Berland replied that the statute does provide “for a penalty that includes recoupment of the compensation or benefits received by the individual.”
However, the judge has previously argued the move could face legal hurdles if the action is voted on by JCOPE commissioners via a full panel vote.
Cuomo’s book deal is the subject of an ongoing probe by the FBI and federal prosecutors in Brooklyn into whether the disgraced governor misused state resources by employing government staffers to help write and produce the book during work hours.
Cuomo has denied the allegations, arguing the aides volunteered on the project.
State Attorney General Letitia James’ office is also conducting an investigation into the matter, following a criminal referral by Comptroller Tom DiNapoli.
The book landed on the New York Times best-seller list following its October publication, as Cuomo still basked in popularity tied to his daily COVID-19 briefings in 2020, at the height of the pandemic in New York.
But sales tanked in the new year and Crown Publishing Group paused promoting the tome — announcing the company would stop reprinting and reissuing copies — after sexual harassment allegations arose in late February against the then-governor.
Tension also arose among JCOPE commissioners earlier this year after it was revealed that JCOPE staffers quietly approved Cuomo’s request to write the book without a full panel vote.
FILE – This photo from Wednesday, Feb. 25, 2015, shows New York Gov. Andrew Cuomo, left, and Lt. Gov. Kathy Hochul during a cabinet meeting at the Capitol in Albany, N.Y. Leaders in the state Assembly announced an impeachment investigation against Cuomo over allegations of sexual harassment, if successful, Hochul would would take over as governor.
(AP Photo/Mike Groll, File)
New York’s public officer’s law bars elected officials from engaging in activity to enrich themselves, requiring a vetting and approval from the ethics agency on matters concerning outside income.

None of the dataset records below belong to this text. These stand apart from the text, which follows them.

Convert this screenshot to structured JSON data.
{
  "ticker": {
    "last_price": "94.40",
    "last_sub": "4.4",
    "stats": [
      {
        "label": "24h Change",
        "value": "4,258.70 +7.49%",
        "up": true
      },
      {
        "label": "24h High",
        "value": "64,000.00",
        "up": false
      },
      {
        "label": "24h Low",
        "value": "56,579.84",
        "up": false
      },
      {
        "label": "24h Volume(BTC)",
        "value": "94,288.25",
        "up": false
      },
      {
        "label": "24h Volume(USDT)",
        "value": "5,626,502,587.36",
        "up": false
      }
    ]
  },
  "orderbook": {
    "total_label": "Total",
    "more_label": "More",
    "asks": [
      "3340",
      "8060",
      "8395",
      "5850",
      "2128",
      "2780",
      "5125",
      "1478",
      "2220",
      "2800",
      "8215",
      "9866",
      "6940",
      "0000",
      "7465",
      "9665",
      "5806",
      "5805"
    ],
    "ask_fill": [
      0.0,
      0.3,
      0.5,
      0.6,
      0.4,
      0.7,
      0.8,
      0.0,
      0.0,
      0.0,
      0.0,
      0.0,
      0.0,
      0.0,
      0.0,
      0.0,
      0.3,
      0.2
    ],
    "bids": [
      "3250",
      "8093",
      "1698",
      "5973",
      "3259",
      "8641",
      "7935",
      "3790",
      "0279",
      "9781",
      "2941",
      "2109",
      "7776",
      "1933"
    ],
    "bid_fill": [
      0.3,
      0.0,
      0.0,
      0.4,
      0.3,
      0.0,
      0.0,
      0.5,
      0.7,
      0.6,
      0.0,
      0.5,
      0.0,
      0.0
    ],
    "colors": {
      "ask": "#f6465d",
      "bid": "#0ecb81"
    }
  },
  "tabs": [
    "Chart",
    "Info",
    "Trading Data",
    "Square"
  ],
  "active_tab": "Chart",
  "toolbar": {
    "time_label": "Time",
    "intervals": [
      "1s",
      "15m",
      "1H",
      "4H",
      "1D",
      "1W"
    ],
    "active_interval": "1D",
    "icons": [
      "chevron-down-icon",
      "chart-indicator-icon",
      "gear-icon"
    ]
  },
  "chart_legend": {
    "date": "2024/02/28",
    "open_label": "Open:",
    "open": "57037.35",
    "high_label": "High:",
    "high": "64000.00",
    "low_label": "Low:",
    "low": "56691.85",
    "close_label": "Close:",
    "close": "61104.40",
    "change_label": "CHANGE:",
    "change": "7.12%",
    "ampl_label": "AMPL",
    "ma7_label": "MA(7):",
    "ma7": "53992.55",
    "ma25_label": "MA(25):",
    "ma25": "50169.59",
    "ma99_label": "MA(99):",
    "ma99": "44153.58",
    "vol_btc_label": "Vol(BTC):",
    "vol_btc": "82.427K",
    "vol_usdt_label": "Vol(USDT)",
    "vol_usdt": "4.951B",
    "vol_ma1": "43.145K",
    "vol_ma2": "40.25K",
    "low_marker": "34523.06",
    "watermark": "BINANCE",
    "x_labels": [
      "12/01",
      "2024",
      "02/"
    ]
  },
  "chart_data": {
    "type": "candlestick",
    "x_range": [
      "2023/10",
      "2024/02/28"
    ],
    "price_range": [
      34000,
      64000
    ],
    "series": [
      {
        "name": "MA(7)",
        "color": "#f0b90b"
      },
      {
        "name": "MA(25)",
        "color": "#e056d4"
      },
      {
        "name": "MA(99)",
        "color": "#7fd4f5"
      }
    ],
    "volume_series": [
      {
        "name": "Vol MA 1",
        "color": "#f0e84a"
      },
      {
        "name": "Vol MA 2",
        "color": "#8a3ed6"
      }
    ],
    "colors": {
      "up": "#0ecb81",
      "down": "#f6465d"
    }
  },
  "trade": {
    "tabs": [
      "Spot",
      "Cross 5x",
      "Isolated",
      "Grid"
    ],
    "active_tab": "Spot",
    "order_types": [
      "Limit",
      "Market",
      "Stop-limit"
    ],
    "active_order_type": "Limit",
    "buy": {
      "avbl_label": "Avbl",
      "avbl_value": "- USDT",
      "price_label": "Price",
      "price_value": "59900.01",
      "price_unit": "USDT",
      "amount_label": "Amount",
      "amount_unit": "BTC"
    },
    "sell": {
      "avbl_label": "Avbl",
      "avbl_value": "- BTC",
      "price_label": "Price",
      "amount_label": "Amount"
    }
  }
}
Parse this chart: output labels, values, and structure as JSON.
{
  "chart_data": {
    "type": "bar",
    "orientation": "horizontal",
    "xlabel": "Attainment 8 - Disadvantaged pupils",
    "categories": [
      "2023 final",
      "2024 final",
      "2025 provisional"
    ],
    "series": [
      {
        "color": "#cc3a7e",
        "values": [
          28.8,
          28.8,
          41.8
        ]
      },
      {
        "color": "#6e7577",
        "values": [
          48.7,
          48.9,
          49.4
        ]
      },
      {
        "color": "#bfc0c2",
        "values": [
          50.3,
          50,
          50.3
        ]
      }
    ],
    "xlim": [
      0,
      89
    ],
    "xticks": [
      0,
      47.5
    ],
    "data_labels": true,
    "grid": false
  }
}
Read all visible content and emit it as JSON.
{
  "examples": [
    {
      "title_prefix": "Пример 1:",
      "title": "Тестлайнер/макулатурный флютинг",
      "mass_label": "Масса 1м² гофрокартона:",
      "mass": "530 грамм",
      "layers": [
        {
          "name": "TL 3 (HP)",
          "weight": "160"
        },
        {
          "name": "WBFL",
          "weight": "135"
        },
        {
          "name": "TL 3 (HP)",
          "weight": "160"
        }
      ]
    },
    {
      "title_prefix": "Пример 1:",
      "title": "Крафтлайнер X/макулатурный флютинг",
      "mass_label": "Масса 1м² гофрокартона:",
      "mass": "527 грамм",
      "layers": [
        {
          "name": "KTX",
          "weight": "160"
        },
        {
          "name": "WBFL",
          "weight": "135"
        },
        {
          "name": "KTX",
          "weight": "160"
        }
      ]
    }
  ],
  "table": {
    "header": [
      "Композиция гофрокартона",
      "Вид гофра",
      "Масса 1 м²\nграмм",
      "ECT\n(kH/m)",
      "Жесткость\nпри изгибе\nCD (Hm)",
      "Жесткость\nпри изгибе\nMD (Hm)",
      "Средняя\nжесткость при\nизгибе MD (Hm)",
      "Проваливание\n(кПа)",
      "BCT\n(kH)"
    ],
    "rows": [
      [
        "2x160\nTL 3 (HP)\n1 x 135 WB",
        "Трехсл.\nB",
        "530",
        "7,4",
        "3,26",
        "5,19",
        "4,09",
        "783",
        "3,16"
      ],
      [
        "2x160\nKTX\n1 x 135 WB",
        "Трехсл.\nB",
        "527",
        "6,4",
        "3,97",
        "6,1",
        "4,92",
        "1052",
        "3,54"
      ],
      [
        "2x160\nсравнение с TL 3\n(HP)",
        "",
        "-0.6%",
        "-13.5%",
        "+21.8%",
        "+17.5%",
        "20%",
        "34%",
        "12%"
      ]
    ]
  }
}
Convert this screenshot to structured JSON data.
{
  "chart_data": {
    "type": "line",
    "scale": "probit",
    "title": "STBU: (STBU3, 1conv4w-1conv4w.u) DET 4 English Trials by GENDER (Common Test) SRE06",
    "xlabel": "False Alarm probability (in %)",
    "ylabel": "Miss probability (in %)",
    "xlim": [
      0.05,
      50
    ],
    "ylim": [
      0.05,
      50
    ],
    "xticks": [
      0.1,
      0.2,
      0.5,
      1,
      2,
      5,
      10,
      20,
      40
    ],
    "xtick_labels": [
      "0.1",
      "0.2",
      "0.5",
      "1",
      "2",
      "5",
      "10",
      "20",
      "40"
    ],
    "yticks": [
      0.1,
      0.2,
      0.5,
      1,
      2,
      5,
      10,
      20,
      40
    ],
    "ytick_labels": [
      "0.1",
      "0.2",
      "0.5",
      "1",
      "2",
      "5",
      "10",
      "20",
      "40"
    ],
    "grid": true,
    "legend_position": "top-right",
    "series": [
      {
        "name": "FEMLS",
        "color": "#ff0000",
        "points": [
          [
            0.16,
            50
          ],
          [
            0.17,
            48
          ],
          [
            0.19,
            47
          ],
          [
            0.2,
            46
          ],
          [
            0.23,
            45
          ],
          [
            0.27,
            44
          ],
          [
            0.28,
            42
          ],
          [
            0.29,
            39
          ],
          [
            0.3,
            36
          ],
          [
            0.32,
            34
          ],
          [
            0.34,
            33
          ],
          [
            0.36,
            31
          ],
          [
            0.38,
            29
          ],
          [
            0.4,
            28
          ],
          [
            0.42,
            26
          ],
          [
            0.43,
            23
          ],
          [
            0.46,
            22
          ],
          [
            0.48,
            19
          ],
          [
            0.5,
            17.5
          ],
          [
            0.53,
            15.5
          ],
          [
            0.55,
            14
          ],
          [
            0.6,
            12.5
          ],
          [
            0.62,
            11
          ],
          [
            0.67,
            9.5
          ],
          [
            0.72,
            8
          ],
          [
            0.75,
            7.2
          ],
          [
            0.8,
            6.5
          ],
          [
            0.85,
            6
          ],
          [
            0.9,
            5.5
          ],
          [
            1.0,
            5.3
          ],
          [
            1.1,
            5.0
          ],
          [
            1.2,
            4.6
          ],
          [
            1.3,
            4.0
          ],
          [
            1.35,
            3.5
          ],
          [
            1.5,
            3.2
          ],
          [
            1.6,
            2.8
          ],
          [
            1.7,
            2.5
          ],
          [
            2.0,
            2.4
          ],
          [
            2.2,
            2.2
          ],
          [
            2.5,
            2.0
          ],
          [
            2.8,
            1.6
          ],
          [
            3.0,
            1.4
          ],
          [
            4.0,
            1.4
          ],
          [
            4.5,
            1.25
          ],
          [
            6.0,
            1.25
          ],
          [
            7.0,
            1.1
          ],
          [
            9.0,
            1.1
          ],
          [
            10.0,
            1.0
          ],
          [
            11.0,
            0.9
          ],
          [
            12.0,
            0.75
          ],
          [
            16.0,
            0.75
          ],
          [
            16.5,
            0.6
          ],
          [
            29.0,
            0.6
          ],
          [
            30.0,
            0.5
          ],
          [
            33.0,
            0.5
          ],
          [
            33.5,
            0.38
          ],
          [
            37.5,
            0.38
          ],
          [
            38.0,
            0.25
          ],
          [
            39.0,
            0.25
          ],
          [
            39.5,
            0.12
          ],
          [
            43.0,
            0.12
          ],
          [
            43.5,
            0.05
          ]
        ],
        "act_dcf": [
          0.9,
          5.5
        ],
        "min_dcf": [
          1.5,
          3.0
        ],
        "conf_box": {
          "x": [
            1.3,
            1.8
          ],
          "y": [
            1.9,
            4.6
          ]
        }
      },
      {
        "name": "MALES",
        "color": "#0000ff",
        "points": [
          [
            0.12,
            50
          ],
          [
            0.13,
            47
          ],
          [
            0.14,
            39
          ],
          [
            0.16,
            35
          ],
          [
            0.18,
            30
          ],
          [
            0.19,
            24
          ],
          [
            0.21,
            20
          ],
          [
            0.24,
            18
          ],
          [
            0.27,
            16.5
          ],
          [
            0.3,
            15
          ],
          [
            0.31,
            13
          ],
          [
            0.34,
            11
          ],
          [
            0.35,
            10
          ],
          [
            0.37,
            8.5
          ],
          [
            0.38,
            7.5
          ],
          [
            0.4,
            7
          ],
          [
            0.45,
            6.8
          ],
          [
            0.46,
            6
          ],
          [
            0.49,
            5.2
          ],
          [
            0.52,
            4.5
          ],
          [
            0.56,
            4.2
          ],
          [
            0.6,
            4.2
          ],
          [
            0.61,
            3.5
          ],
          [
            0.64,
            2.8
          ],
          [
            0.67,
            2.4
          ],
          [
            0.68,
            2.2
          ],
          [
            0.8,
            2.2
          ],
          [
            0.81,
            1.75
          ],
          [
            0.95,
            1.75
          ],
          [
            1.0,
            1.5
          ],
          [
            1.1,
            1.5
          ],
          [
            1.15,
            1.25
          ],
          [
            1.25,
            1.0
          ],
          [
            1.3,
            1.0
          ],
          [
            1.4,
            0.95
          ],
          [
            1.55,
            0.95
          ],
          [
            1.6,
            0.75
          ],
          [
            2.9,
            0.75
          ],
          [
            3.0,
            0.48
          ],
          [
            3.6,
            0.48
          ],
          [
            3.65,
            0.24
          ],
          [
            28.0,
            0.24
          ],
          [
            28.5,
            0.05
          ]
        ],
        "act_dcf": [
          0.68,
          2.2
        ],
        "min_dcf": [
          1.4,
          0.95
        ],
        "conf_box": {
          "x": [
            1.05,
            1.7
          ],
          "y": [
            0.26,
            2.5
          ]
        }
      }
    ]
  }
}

Commissioner Gary Lavine, a Republican appointee, told The Post he plans on making a motion to revoke approval for Cuomo’s book deal during the public session of JCOPE’s upcoming meeting Thursday morning — which would force the ex-gov to reapply for permission.
“We promulgated a rule having to do with applications for outside activity — meaning outside income. The rule requires a vote of the commission. But there was no vote on the book deal, in fact it was never presented to us. The staff took the position that no vote of the commission was necessary. I will move tomorrow to rescind the informal opinion,” said Lavine.
“The grounds for rescission on the approval is the material misrepresentation that there would be no state resources used to write the book and effective its publication.”
If the measure is voted on and approved, Cuomo would have 10 business days to reapply for approval.
The panel would then review the application and take a vote to either deny or greenlight the request at a future meeting.
Lavine also said he will raise a resolution asking JCOPE to make a criminal referral to the attorney general, asking her to investigate alleged misconduct involving a 2019 leak that occurred during a private session.
The leak — reportedly concerning whether or not the panel voted to investigate ex-Cuomo aide joe Percoco — was also referred to the state Assembly Judiciary Committee to include in its impeachment probe.